CSAT, short for Customer Satisfaction Score, gives you quick snapshots of customer sentiment after individual touchpoints, while NPS, or Net Promoter Score, reveals how likely customers are to recommend your brand—two critical customer satisfaction metrics that work best in tandem. Still wondering what CSAT stands for or how to compare CSAT vs NPS? Quiq makes it effortless.

With intelligent, multi-channel messaging, asynchronous conversations, and AI-powered automation, you’ll serve more customers with less effort—while gaining the insights you need to continuously improve.

Curious how it all works? Watch our video here.

FAQs

What is the difference between CSAT and NPS?

CSAT measures how satisfied customers are with a single interaction (short-term), while NPS measures overall loyalty and the likelihood of recommending your brand (long-term).

When should I use CSAT vs NPS?

Use CSAT right after a specific touchpoint—like a support call, checkout, or onboarding flow. Use NPS when you want to assess overall brand health and predict customer retention.

What is a good CSAT score?

Most industries consider 75%–85% a strong CSAT score, but benchmarks vary. The goal is consistent improvement and identifying trends in your own data.

What is a good NPS score?

An NPS above 0 means you have more promoters than detractors. In many industries, a score of 40+ is considered excellent, while world-class brands often score 70+.
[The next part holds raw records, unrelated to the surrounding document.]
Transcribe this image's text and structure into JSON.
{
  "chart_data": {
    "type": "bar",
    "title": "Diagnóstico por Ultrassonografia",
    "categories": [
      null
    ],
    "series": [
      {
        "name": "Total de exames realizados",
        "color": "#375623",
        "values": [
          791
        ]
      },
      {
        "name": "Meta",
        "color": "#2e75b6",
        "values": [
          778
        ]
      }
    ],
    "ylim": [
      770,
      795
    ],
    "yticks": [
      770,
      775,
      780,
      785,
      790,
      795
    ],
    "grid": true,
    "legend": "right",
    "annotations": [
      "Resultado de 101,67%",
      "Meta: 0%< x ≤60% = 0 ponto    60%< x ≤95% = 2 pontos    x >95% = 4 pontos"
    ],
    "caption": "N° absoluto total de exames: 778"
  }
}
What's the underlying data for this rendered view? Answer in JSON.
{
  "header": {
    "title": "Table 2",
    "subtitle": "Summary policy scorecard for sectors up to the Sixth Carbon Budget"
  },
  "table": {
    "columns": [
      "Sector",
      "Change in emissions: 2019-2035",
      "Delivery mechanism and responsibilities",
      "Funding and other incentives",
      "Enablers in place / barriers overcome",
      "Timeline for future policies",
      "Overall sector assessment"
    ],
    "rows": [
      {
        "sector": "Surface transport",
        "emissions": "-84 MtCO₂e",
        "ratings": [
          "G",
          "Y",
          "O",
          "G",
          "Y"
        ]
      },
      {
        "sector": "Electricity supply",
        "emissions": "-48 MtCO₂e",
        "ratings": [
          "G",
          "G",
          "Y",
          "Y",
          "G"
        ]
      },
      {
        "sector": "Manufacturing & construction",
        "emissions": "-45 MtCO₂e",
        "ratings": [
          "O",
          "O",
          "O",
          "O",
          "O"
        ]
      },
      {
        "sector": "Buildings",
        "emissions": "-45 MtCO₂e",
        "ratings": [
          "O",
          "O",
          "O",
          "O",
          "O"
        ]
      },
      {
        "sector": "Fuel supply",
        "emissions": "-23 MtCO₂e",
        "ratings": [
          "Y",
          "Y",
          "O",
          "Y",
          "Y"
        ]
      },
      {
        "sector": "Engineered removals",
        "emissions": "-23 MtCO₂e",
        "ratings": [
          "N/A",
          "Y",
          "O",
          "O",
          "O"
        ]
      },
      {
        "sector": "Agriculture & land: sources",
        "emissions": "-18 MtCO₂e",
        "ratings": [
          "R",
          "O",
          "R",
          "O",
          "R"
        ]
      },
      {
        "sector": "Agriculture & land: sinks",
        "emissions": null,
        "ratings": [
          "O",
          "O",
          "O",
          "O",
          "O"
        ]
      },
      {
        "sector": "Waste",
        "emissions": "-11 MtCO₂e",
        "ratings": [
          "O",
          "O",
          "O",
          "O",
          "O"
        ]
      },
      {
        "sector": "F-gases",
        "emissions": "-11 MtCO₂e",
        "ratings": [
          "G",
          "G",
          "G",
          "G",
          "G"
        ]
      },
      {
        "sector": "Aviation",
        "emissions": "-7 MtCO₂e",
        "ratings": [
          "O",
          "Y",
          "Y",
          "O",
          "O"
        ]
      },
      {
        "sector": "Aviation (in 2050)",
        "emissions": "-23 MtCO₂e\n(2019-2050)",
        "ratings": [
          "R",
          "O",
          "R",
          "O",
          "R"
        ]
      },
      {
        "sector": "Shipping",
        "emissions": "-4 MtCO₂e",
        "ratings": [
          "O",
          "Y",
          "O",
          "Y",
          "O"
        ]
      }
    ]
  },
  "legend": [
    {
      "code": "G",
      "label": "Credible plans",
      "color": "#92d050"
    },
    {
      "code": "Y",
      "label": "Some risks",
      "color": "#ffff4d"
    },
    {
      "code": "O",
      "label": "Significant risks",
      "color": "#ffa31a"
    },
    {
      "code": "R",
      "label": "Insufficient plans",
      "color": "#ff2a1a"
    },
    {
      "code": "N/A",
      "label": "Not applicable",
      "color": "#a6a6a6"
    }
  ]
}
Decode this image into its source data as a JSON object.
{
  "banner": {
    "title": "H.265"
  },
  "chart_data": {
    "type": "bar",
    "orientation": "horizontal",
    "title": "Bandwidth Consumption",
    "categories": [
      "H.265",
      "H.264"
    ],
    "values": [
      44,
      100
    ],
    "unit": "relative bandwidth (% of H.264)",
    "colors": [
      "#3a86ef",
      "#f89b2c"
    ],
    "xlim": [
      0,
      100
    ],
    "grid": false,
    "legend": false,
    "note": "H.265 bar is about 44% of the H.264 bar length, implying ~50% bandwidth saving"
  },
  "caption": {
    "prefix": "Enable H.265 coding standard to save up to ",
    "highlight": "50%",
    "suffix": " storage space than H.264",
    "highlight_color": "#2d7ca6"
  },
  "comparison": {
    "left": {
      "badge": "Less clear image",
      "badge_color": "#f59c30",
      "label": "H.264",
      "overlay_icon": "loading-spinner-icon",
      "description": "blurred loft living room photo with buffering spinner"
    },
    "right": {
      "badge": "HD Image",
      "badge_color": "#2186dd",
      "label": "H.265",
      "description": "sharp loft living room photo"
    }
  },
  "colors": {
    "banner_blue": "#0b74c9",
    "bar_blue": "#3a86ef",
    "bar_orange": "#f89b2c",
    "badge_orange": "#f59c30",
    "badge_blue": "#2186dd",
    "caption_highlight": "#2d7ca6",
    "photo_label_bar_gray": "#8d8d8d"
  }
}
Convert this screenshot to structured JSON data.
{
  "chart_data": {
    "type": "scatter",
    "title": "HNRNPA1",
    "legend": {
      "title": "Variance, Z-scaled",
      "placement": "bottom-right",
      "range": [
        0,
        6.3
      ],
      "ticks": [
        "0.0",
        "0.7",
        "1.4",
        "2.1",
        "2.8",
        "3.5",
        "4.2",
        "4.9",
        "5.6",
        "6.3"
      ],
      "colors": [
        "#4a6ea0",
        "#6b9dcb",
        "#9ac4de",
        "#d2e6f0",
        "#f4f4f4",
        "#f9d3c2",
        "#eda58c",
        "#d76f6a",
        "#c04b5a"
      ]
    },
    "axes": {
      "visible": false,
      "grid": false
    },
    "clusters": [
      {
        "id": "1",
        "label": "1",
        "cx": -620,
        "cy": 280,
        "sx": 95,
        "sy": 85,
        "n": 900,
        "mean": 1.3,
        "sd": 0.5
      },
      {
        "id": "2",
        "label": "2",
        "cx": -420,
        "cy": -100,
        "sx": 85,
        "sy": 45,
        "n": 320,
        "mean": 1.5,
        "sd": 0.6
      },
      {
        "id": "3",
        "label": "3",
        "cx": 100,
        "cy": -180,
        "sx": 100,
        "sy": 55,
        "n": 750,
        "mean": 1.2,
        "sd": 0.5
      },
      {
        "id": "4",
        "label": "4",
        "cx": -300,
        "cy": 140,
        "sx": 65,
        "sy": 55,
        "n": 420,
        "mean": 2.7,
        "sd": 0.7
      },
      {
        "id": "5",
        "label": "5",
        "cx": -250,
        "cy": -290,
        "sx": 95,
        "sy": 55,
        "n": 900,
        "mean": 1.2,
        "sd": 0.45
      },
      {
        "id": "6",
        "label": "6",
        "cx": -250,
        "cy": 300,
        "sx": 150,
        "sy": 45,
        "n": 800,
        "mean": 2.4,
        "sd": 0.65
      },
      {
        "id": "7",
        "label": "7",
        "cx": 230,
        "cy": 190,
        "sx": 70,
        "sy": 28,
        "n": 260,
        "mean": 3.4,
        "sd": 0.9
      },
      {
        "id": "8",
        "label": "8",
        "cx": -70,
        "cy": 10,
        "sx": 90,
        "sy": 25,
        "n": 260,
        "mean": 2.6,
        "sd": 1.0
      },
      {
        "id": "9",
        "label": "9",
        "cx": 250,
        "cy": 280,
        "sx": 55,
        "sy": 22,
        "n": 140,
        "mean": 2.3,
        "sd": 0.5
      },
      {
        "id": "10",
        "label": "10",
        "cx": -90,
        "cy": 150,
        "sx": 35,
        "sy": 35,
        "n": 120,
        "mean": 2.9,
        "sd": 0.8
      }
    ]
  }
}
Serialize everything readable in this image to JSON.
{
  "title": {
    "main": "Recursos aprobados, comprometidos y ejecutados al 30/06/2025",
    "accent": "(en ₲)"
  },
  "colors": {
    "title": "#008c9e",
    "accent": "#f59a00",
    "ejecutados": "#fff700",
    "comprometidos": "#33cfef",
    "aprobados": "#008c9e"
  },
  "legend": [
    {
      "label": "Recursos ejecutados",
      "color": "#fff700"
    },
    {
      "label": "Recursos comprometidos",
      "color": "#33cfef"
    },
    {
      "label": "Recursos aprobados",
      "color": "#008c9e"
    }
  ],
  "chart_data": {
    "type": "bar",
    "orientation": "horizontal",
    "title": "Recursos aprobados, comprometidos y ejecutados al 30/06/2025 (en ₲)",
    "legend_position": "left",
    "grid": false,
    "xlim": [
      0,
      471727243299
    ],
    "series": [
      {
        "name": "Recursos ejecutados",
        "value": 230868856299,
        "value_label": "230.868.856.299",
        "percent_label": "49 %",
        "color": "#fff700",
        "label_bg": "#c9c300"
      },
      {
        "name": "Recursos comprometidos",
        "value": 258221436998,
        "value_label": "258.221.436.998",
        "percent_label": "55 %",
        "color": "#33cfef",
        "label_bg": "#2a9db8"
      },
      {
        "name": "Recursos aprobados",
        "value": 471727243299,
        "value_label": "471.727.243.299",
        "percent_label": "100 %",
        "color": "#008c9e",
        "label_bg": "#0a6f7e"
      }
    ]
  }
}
Can you improve both CSAT and NPS at the same time?

Yes. Improving customer service speed, empathy, and accessibility boosts CSAT scores right away, and over time, these improvements increase customer loyalty, which raises NPS.

What other metrics should I track besides CSAT and NPS?

Many businesses also track CES (Customer Effort Score), which measures how easy it is for customers to resolve issues. Together, CSAT, NPS, and CES provide a comprehensive view of customer experience.